Bu değişimin temelinde elbette birçok sebep yatıyor. Toplumun içinde bulunduğu ekonomik, sosyal ve psikolojik sıkışmışlık bu kopuşun yalnızca bir parçası. Asıl mesele, kültürel aktarımın zayıflamasıdır. Yani büyüklerin küçüklerine bayramın anlamını, önemini, ruhunu anlatamaması ya da gençlerin dinlemeye yanaşmamasıdır. Türk kültürü, üç kuşakla ayakta kalır. Bugün bu zincirin en zayıf halkası, ne yazık ki ortadaki kuşak olmuş gibi görünüyor.
Bazı ailelerde bu gelenekler hâlâ yaşatılıyor, evet. Ancak burada da başka bir sorun baş gösteriyor: Gelenek yalnızca yaşatılarak değil, anlamlandırılarak aktarılır. Anlam yüklenmeyen her davranış, gelecek nesilde “anlamsız bir zorunluluk” halini alır. Böylece bayram; sadece şekilsel bir ritüel olarak yaşanır, gönüllerde ise boşluk bırakır.
Geçmişin bayramlarını hatırlayalım: Arife günü temizlik yapılır, baklavalar açılır, çocuklar sabah erkenden kalkar, büyüklerin ellerini öpmek için yarışa girerdi. Şimdi ise telefonla bayramlaşma mesajları, “tatildeyiz, sonra uğrarız” cümleleri, sessiz kalan sokaklar hâkim. O eski bayramların kokusu, coşkusu, bereketi yok artık.

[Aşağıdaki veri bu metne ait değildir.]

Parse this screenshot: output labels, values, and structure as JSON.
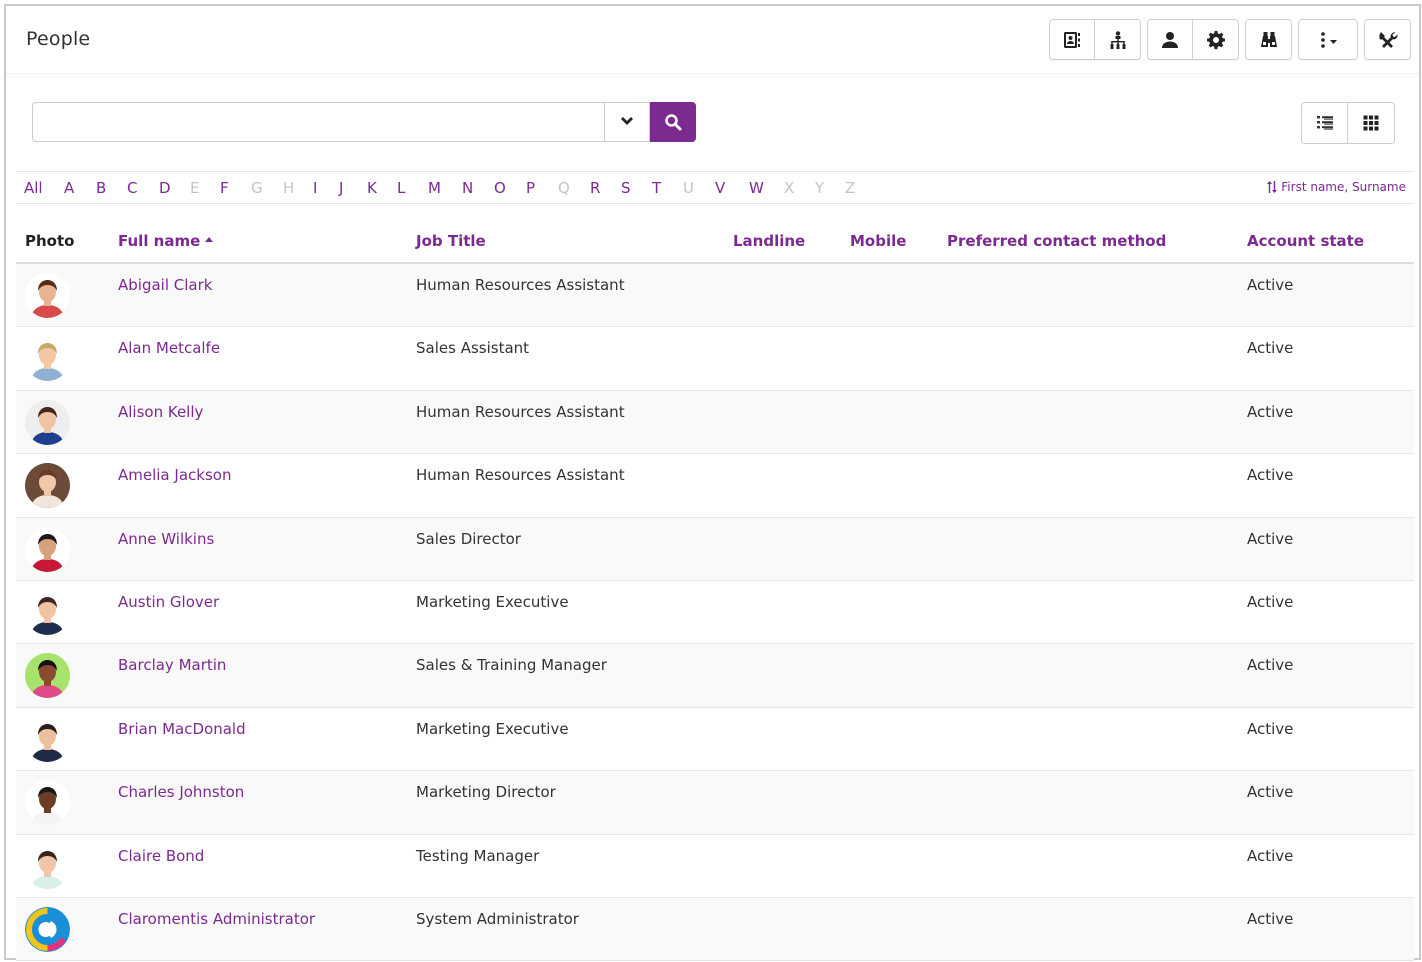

Sonuç olarak mesele sadece nostalji değil, değer kaybıdır. Bayramın ruhunu kaybedersek, sadece bir geleneği değil; bir milleti birbirine bağlayan köprüyü de kaybederiz. Bu yüzden bayramları yeniden hatırlamak, hatırlatmak ve yaşatmak hepimizin sorumluluğudur. Çünkü kültür; sadece tarih kitaplarında değil, bayram sofralarında da yaşar.